Background: Both gastric electrical stimulation (GES) and gastric-peroral endoscopic myotomy (G-POEM) can be offered to patients with gastroparesis and predominant nausea and vomiting. The study's aim was to compare GES and G-POEM efficacy on nausea and vomiting scores in patients with gastroparesis.
Methods: Two multicenter cohorts of patients with medically refractory gastroparesis with predominant nausea and vomiting (defined as a score >2 on nausea and vomiting subscale that varied from 0 to 4) were treated either with GES (n = 34) or G-POEM (n = 30) and were followed for 24 months (M).

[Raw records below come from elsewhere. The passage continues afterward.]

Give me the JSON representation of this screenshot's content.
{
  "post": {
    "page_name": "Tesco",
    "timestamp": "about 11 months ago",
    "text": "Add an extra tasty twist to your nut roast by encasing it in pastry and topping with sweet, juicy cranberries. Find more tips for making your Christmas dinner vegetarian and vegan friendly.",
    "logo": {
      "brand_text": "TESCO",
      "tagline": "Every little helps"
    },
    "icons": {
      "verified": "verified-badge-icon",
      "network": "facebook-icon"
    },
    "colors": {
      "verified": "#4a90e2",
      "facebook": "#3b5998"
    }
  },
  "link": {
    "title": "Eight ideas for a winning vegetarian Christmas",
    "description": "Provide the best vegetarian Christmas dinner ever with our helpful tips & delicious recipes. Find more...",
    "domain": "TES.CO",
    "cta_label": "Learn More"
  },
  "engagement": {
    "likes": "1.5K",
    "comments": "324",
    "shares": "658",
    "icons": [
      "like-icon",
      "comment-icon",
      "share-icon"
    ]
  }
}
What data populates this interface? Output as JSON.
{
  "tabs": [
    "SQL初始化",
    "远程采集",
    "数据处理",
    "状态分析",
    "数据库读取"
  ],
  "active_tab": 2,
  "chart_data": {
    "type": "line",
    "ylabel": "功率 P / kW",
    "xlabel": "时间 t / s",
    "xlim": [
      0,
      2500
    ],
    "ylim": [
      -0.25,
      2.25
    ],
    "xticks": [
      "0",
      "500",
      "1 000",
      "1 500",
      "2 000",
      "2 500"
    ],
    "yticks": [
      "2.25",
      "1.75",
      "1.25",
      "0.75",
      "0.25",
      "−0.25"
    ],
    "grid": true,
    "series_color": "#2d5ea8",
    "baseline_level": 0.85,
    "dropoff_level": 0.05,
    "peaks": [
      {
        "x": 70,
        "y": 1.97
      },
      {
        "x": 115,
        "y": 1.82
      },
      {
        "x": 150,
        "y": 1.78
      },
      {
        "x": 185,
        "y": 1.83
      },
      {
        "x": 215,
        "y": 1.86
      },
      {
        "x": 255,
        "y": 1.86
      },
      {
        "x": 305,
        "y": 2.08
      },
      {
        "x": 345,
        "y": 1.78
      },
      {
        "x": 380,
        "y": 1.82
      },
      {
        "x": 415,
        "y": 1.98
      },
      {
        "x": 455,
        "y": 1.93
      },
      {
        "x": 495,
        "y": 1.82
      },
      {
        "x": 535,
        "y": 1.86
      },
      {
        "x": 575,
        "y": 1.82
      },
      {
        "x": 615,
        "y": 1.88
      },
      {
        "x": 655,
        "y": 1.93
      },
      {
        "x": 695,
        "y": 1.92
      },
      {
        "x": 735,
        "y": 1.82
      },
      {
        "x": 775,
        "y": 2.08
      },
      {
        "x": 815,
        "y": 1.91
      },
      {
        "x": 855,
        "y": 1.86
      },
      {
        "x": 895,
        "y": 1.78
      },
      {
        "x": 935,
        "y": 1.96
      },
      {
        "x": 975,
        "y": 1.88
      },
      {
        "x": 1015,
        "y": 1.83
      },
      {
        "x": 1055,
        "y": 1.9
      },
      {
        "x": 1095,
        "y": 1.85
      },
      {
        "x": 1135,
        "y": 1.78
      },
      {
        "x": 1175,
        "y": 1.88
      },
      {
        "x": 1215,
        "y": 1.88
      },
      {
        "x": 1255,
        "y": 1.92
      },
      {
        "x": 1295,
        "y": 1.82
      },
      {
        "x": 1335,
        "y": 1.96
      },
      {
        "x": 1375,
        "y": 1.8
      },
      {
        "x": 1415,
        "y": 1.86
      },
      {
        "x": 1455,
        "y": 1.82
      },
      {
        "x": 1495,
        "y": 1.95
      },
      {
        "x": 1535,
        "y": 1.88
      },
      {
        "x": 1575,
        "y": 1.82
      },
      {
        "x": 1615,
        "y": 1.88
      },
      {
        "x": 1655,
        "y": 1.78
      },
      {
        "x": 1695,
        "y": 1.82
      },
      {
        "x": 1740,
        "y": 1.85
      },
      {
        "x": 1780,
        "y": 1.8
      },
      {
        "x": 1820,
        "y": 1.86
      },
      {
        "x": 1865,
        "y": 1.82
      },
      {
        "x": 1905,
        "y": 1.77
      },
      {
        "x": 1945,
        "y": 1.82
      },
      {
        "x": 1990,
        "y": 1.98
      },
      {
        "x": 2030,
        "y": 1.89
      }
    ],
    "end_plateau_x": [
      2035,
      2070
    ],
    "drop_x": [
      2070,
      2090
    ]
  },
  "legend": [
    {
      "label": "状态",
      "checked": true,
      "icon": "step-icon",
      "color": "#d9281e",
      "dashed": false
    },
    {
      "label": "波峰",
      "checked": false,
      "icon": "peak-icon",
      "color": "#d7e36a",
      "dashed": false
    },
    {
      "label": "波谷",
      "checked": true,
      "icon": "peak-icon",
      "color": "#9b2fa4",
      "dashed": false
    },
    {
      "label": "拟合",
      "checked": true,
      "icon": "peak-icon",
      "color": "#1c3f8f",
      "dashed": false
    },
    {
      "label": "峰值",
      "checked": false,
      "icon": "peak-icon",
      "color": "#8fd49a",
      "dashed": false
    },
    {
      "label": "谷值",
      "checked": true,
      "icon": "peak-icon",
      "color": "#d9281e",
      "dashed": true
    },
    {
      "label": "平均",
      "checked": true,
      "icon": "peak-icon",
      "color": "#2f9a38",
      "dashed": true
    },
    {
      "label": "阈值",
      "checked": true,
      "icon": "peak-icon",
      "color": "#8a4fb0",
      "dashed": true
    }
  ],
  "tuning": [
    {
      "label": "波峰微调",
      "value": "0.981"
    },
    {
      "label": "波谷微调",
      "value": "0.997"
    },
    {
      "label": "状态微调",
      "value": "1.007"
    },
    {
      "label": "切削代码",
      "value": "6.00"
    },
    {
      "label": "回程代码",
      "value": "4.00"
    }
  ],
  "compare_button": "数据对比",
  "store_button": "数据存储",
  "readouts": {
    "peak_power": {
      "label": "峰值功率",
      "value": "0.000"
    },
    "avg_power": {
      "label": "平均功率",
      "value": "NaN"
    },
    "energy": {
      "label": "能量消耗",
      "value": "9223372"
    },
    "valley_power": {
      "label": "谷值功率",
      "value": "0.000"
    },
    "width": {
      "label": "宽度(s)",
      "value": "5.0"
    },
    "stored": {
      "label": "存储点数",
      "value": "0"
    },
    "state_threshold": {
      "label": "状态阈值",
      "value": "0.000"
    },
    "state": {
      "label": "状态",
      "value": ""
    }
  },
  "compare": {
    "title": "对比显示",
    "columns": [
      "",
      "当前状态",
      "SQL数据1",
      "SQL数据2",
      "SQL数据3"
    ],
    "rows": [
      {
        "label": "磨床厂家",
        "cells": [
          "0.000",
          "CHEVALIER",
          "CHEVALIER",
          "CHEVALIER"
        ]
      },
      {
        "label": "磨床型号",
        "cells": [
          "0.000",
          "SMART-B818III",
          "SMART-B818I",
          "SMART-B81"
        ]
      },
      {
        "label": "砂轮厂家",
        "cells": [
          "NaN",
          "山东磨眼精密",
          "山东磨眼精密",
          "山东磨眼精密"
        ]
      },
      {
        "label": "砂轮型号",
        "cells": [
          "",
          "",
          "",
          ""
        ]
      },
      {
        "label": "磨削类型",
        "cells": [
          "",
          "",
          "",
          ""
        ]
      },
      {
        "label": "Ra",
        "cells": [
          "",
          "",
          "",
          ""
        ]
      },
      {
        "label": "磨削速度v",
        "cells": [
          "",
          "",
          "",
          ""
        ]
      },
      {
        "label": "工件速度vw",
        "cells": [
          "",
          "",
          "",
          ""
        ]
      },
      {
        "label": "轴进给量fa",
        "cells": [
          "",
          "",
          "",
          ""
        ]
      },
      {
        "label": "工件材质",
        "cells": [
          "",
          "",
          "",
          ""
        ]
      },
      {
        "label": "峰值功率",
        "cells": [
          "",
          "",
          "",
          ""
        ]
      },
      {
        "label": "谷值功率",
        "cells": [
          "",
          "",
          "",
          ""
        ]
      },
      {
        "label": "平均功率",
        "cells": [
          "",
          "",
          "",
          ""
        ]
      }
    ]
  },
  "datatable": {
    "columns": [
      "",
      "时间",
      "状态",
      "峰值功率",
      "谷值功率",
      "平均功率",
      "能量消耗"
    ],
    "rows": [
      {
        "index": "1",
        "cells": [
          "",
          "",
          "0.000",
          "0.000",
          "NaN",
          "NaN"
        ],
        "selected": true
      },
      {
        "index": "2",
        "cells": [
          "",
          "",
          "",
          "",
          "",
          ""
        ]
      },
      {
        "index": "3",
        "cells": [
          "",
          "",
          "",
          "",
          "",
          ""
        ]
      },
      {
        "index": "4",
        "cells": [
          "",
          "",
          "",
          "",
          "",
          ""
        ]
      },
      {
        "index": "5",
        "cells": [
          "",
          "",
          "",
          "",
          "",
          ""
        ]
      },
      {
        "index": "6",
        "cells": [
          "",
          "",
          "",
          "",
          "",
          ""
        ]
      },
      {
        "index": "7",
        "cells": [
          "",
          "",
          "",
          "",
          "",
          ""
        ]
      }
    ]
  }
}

Clinical response was defined as a decrease of ≥1 point in nausea and vomiting subscale without premature exclusion due to switch from one to the other technique before M24. Changes in symptomatic scales and quality of life were also monitored.
Key Results: Patients from both groups were comparable although the mean score of nausea and vomiting subscale was higher in GES (3.0) compared to G-POEM group (2.6; p = 0.01). At M24, clinical response was achieved in 21/34 (61.7%) patients with GES and in 21/30 (70.0%; p = 0.60) patients with G-POEM. Mean scores of nausea and vomiting subscale decreased at M24 in both GES (from 3.0 to 1.6; p < 0.001) and G-POEM (from 2.6 to 1.2; p < 0.001) groups, although there was no difference between groups (difference adjusted from baseline: -0.28 [-0.77; 0.19]; p = 0.24). Likewise, symptomatic and quality of life scores improved at M24 in both groups, without difference according to treatment group.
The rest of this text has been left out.